Unitary Ukraine – unnatural Education is needed by everyone except the residents of this country. It is needed by the vampires in power, it is needed by Europe to have a thicker “buffer” with Russia. It is needed by Russia to constantly provoke, or rather, to fabricate problems in Ukraine. Do people want federalization? Sure! Announce that the issue will be put to a referendum, that we will prepare for a year, that opponents must develop their positions and conduct campaigns to inform the public. After the referendum, allow a reasonable period for the transition. But no, we will fight! And what happened? The Crimeans quickly and in a panic fled to a neighboring country, fearing that they would not be allowed to exercise their right to self-determination. Would this have been the outcome if the central authority had given up the fight? Would Crimea have broken free if there had been no leash to begin with? Does anyone want referendums in Southeast Ukraine? Sure, but only like this – immediately, before Mr. Kiselev has had a chance to work on people’s minds. And that’s it. The question is closed. It’s unlikely that a serious majority would want to jump to the “older brother” when freedom is just on the other side of the border.
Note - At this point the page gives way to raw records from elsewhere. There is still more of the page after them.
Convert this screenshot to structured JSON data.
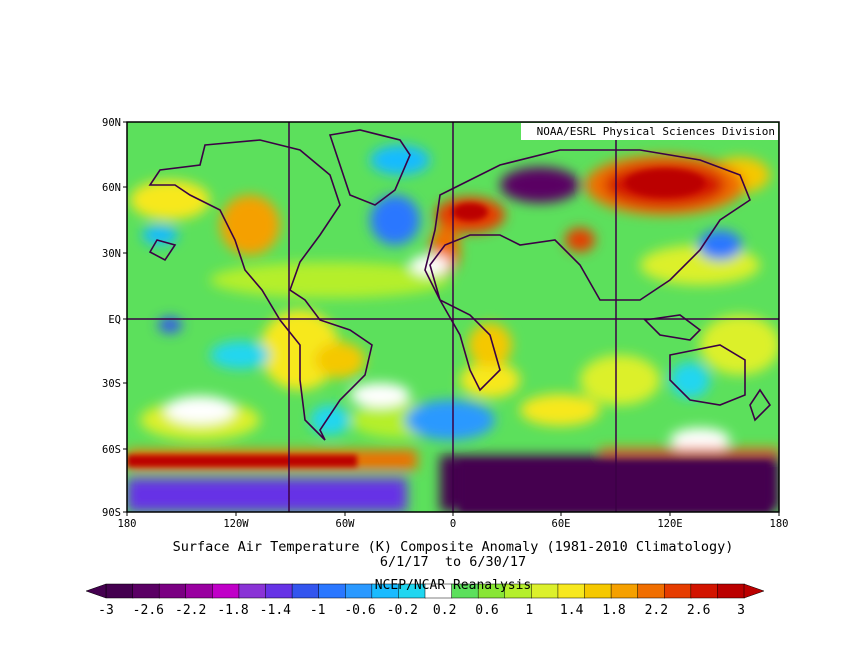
{
  "map": {
    "credit": "NOAA/ESRL Physical Sciences Division",
    "title_line1": "Surface Air Temperature (K) Composite Anomaly (1981-2010 Climatology)",
    "title_line2": "6/1/17  to 6/30/17",
    "source": "NCEP/NCAR Reanalysis",
    "lat_labels": [
      "90N",
      "60N",
      "30N",
      "EQ",
      "30S",
      "60S",
      "90S"
    ],
    "lon_labels": [
      "180",
      "120W",
      "60W",
      "0",
      "60E",
      "120E",
      "180"
    ],
    "colorbar": {
      "labels": [
        "-3",
        "-2.6",
        "-2.2",
        "-1.8",
        "-1.4",
        "-1",
        "-0.6",
        "-0.2",
        "0.2",
        "0.6",
        "1",
        "1.4",
        "1.8",
        "2.2",
        "2.6",
        "3"
      ],
      "colors": [
        "#44004f",
        "#5a0064",
        "#7a0082",
        "#9900a0",
        "#c000c8",
        "#8a33d6",
        "#6633e6",
        "#3355ee",
        "#2a77ff",
        "#2a99ff",
        "#19bbff",
        "#20d6f0",
        "#ffffff",
        "#5ce05c",
        "#88e635",
        "#b5ef2c",
        "#dcf02c",
        "#f7e81e",
        "#f5c800",
        "#f5a000",
        "#f06e00",
        "#e63c00",
        "#d21400",
        "#bb0000"
      ]
    }
  }
}
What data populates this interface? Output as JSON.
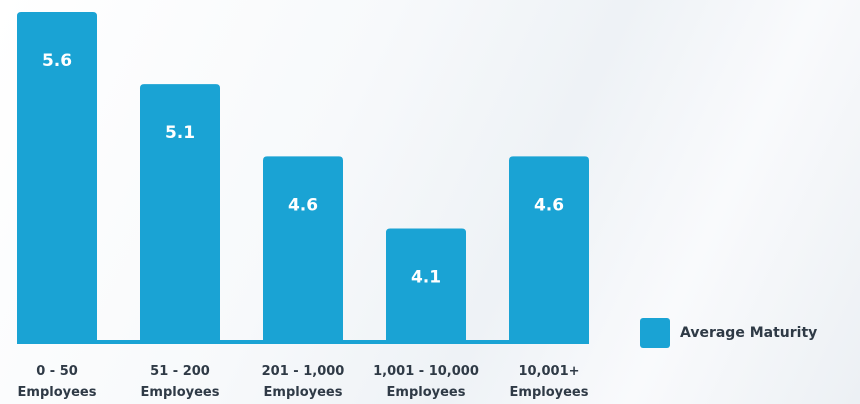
{
  "chart_data": {
    "type": "bar",
    "categories": [
      [
        "0 - 50",
        "Employees"
      ],
      [
        "51 - 200",
        "Employees"
      ],
      [
        "201 - 1,000",
        "Employees"
      ],
      [
        "1,001 - 10,000",
        "Employees"
      ],
      [
        "10,001+",
        "Employees"
      ]
    ],
    "series": [
      {
        "name": "Average Maturity",
        "values": [
          5.6,
          5.1,
          4.6,
          4.1,
          4.6
        ],
        "color": "#1aa3d4"
      }
    ],
    "data_labels": [
      "5.6",
      "5.1",
      "4.6",
      "4.1",
      "4.6"
    ],
    "ylim": [
      3.3,
      5.6
    ],
    "legend_position": "right",
    "grid": false
  }
}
But if you start fighting and “holding on,” then we will get full-scale protests. And the presence of Southeast Ukraine in Ukraine is not beneficial to anyone. Putin doesn’t want it – he is not interested in a strong and prosperous Ukraine. The current authorities don’t want it – why would they want a ballast electorate? The residents of those regions themselves don’t want it, as in many respects they simply do not align with the West. So who is this fight for, then?

Every person with enough life experience will tell you that desperately wanting something only pushes it further away. It’s like trying to reach for a water lily while sitting in a boat. By splashing your hand in the water and creating waves, you push the flower away instead of drawing it closer. In contrast, when you try to swim away from a jellyfish, you create a low-pressure area behind you that pulls the water—and the jellyfish—along with it, so it ends up following you precisely because you’re trying to escape. But the moment you sincerely stop wanting something, tell yourself “no,” and truly believe it, that very thing will come to you on its own.